Show that $$I = \int_{-\infty}^{\infty}\frac{dx}{(x^2+1)^2} = \frac{\pi}{2}$$
Using the same method from Calculating a real integral using complex integration ,
*Except for the use of the Residue theorem because it's not covered*
I arrived at:
$$\lim_{R \to \infty}\int_\psi \frac{dz}{(z^2+1)^2} = \int_{-\infty}^\infty \frac{dx}{(x^2 + 1)^2}$$
Where $\psi$ is the same contour taken in the linked question.

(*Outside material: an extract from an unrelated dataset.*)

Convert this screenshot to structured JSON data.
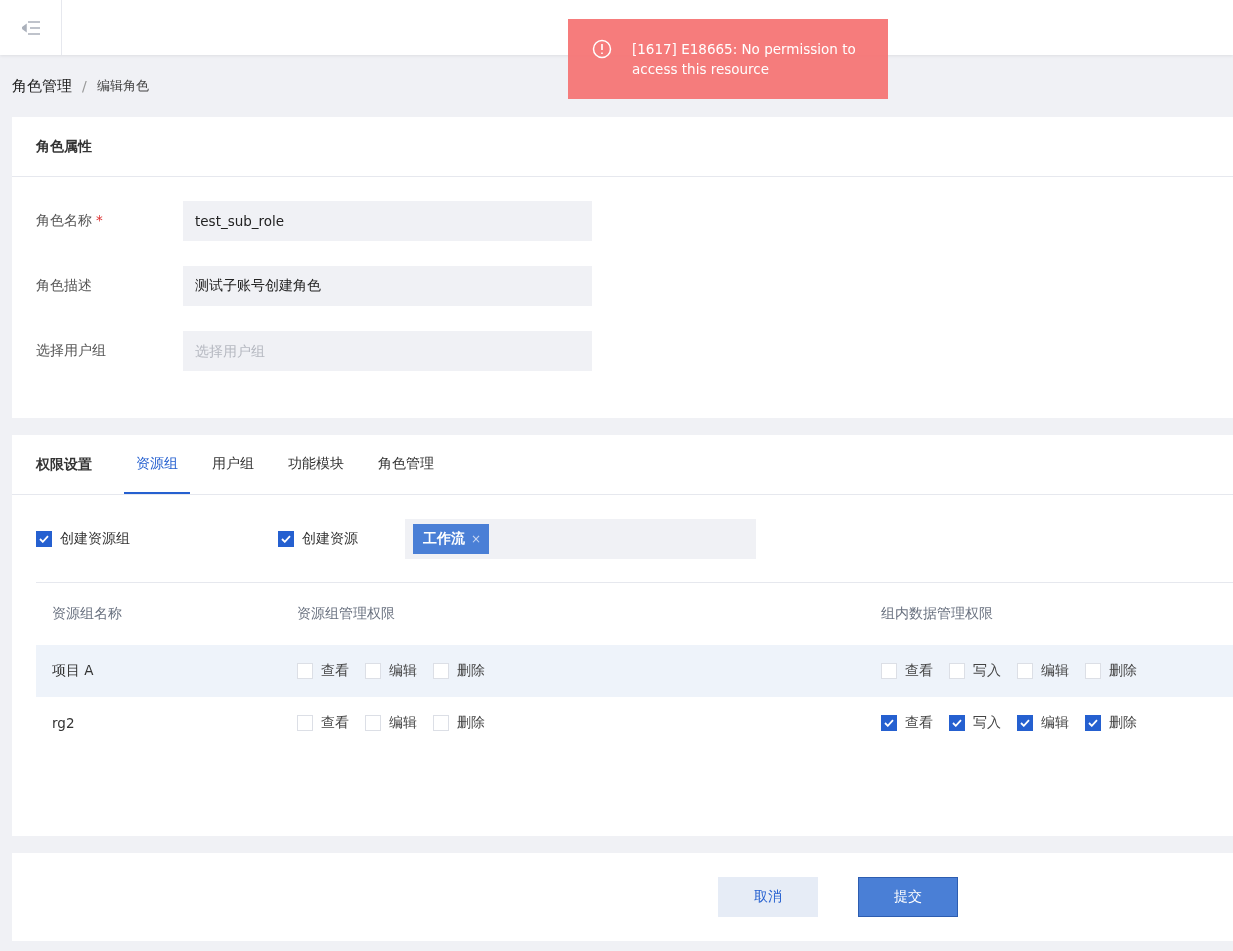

Now if we observe that $$(z^2+1)^2 = (z-i)^2(z+i)^2$$ And since we have a simple and closed contour, we can use Cauchy's Line Integral Theorem for derivatives with $$z_0 = -i$$$$f(z) = \frac{1}{(z-i)^2}$$$$n = 1$$
I think this is what I did wrong, since $z_0$ is not in the interior of the path but I'm not entirely sure
We can show that $$I = \frac{i\pi}{-2}$$
Of course, the answers do not match. Is what I think went wrong what actually went wrong?
$-i$ is not in the interior of the contour, rather $i$ is. Now, we apply Cauchy's Integral Formula. We have that $g(z) = \frac{1}{(z+i)^2}$ is analytic in a neighborhood of $i$. Then, by CIF (and its derivative formula) we have $$g'(i) = \frac{1}{2\pi i} \int \frac{g(z)}{(z-i)^2} = \frac{-2}{(2i)^3} = \frac{-i}{4}.$$ Then, the integral evaluates as $\frac{-i(2\pi i)}{4} = \frac{\pi}{2}$.